Copenhagen eyes carbon goal
Euro 2020 poses test of Danish capital’s climate policy
With the aim of going carbon neutral by 2025, Copenhagen faces a challenge as it prepares to host Euro 2020 matches – with the accompanying excesses – while minimizing the climate impact.
This year’s tournament will be spread over 12 European cities ranging from London to Rome to Baku, meaning that fans will crisscross the continent and descend on different cities.
Those supporters will of course need housing, transport and food, all of which will contribute to their carbon footprint.
“It’s always a paradox when you invite people to come to your city... of course it has an impact on carbon emissions and the environment,” Copenhagen’s mayor Frank Jensen told AFP.

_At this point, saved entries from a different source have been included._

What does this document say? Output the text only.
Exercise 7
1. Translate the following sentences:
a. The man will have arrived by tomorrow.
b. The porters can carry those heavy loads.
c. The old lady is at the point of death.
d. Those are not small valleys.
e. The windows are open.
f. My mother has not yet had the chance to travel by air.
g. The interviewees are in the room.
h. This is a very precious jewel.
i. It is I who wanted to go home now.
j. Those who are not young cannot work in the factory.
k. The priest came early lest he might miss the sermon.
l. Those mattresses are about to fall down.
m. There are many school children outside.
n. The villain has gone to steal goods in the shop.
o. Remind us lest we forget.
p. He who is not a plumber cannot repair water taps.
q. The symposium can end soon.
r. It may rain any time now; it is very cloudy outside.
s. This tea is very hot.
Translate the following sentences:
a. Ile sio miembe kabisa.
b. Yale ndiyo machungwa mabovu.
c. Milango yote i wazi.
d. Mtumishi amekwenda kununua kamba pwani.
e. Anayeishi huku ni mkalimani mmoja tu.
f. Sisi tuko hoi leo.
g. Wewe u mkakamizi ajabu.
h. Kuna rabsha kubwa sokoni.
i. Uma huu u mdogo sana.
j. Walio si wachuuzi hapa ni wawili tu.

“We are focusing on how we can host a huge event with a lower carbon footprint,” added the 58-year-old Social Democrat who has run the city since 2010.

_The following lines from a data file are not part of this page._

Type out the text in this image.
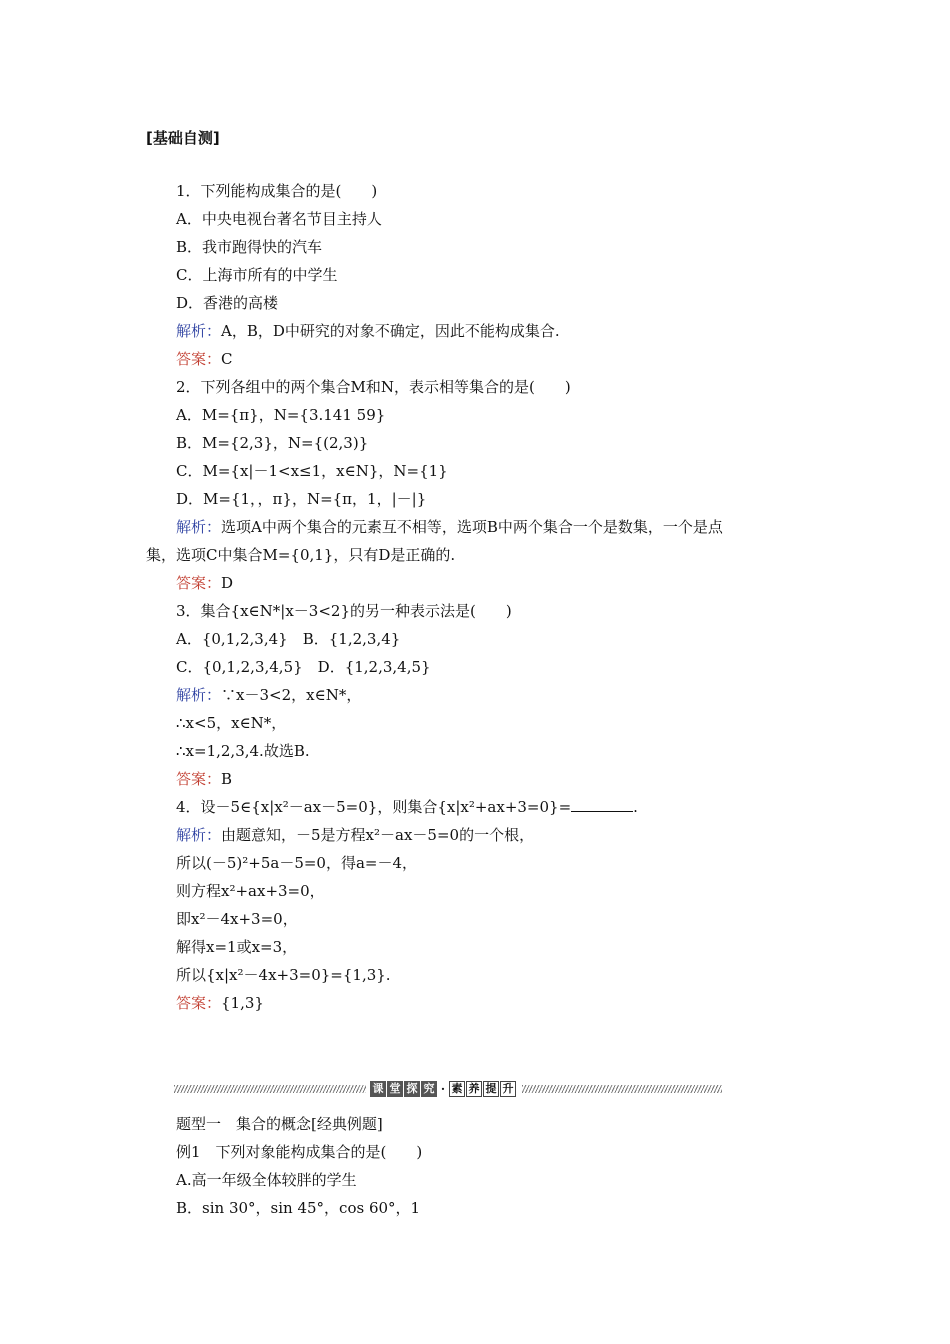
[基础自测]
1．下列能构成集合的是(　　)
A．中央电视台著名节目主持人
B．我市跑得快的汽车
C．上海市所有的中学生
D．香港的高楼
解析：A，B，D中研究的对象不确定，因此不能构成集合.
答案：C
2．下列各组中的两个集合M和N，表示相等集合的是(　　)
A．M={π}，N={3.141 59}
B．M={2,3}，N={(2,3)}
C．M={x|－1<x≤1，x∈N}，N={1}
D．M={1，，π}，N={π，1，|－|}
解析：选项A中两个集合的元素互不相等，选项B中两个集合一个是数集，一个是点
集，选项C中集合M={0,1}，只有D是正确的.
答案：D
3．集合{x∈N*|x－3<2}的另一种表示法是(　　)
A．{0,1,2,3,4}　B．{1,2,3,4}
C．{0,1,2,3,4,5}　D．{1,2,3,4,5}
解析：∵x－3<2，x∈N*，
∴x<5，x∈N*，
∴x=1,2,3,4.故选B.
答案：B
4．设－5∈{x|x²－ax－5=0}，则集合{x|x²+ax+3=0}=	.
解析：由题意知，－5是方程x²－ax－5=0的一个根，
所以(－5)²+5a－5=0，得a=－4，
则方程x²+ax+3=0，
即x²－4x+3=0，
解得x=1或x=3，
所以{x|x²－4x+3=0}={1,3}.
答案：{1,3}
课 堂 探 究 · 素 养 提 升
题型一　集合的概念[经典例题]
例1　下列对象能构成集合的是(　　)
A.高一年级全体较胖的学生
B．sin 30°，sin 45°，cos 60°，1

The Danish capital, which was designated as the European Green Capital in 2014, is trying to do everything it can to make Euro 2020 as green as possible. Recycled cups will be used, organic food will be served, waste management will be used and the use of single-use plastics will be limited.
With the addition of UEFA’s promise to plant 50,000 trees in each of the 12 host countries to offset emissions, Copenhagen claims it will be able to limit the environmental impact of the four matches it will host.
But Jens Peter Mortensen of the Danish Society for Nature Conservation thinks more can be done, and efforts could especially be made when it comes to the restaurant business.
The games are by and large welcomed by residents of the capital city, especially since the national team will be hosting their Group B matches against Finland, Belgium and Russia.
Soccer is a unifying force in the small Nordic country of five million inhabitants, of whom some 300,000 play the sport regularly enough to be registered.
In Copenhagen, there is no need to build anything to host athletes and fans, because the capital city already has the appropriate infrastructure – a 38,000-capacity stadium and a brand new metro.
“It’s not fair to say that the Euro games would have a new impact since there would have been events in the stadium anyway,” Mortensen conceded.
The absence of any new construction helps reduce the carbon footprint of the event, but neither the city nor the federation knows what the final impact will be.
The footprint in Copenhagen will depend on “many things which will not be clear until the tournament is over – the number of tourists, fans, officials and so on visiting due to the tournament,” said Mia Kjaergaard, spokeswoman for the Danish Football Association.